You get to look at all of this art and it’s inspiring and fun to be around all of those other people,” Puppe said.
“It’s just a cool event in general so that’s usually my motivation to do it. It reignites the want to keep creating and be a part of it.”

Unlike previous years, award winners are invited to a Virtual Scholastic Awards celebration on March 7 to honor themselves and other artists. Although this year’s celebration is not the same, the virtual event will still be a time for artists and their families to honor winners’ artistic accomplishments.

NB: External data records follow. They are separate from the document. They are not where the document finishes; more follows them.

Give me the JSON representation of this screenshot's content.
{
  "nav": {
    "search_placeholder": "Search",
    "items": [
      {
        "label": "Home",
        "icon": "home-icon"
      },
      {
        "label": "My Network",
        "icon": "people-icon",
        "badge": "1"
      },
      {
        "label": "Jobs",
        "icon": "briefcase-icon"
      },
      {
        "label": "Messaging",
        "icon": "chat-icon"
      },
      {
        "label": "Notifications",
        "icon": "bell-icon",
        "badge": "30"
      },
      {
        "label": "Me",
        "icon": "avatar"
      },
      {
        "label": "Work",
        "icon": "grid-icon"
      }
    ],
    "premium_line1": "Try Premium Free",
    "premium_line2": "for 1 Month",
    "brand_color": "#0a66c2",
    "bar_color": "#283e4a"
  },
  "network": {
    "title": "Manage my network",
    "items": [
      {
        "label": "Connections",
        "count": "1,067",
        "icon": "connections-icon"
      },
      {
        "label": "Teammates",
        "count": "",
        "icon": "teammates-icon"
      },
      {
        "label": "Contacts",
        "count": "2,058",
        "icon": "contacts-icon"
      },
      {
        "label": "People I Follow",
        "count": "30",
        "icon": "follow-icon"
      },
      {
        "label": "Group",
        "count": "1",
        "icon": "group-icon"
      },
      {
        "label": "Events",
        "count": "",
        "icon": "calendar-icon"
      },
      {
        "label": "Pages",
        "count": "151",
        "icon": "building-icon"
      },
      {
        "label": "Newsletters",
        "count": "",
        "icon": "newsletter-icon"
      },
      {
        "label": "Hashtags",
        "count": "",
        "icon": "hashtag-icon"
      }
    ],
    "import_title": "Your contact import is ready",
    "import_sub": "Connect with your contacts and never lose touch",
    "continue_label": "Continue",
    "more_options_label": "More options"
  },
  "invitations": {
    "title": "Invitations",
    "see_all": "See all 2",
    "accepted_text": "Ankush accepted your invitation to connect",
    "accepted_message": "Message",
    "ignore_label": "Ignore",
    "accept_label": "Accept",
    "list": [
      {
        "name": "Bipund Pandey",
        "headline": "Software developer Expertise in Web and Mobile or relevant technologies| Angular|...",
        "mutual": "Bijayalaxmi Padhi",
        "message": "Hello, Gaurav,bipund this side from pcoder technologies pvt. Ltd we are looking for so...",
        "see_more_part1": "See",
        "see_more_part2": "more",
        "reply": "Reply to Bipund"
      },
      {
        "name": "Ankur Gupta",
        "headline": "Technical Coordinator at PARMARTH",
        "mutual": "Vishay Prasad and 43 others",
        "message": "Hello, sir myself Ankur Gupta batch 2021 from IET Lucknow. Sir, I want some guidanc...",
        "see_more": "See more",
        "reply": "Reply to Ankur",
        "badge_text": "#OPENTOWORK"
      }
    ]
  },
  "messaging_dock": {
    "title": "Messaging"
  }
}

Austin Payne, senior and winner of an honorable mention, shares his journey as a first time competitor. Payne, an AP Art student, especially enjoys photography and has recently taken up the hobby as a more serious form of art.

“I’ve always enjoyed doing photography but I’ve definitely been stepping out of my comfort zone this year,” Payne said.

Although it has been challenging to not have daily teacher assistance, Payne reflects upon the importance of independence towards his art.

“I think it makes me a better photographer to not have anyone helping me do anything,” Payne said.

“There’s So Much More” by Austin Payne –– Honorable Mention

Hiwot Schutz, senior, was awarded two gold keys, two silver keys, and one honorable mention. Schutz, an AP Art student, participated in the competition the previous year, winning a gold key for photography. Schutz, too, reflected on the importance of quarantine for art creation.

“I seriously took up photography my sophomore year and that was my main thing, until I started to move on to painting and mixed media,” Schutz said. “Quarantine, in general, has helped me be able to explore my art style.”

Each winner receives a certificate of completion, and has the opportunity to win scholarships and develop professional connections.

“They get money or scholarships through local communities, businesses, and art museums or they will have someone see it and ask to buy it,” Mohagen said. “It’s a really great way to show your voice and also start realizing your work is worth something.”

For those interested in viewing Wisconsin youth’s award-winning artwork, Wisconsin’s exhibition of the state’s Scholastic art will be hosted online starting from February 6 through March 21 on If you would like to view Shorewood students’ art only, Mohagen will release a compilation of the commended works in the coming weeks.

Shorewood students’ eagerness to compete and express their identity through different forms of art continues, even in the midst of a global pandemic. Artists challenged themselves to reach new artistic accomplishments while letting new opportunities fuel their motivation.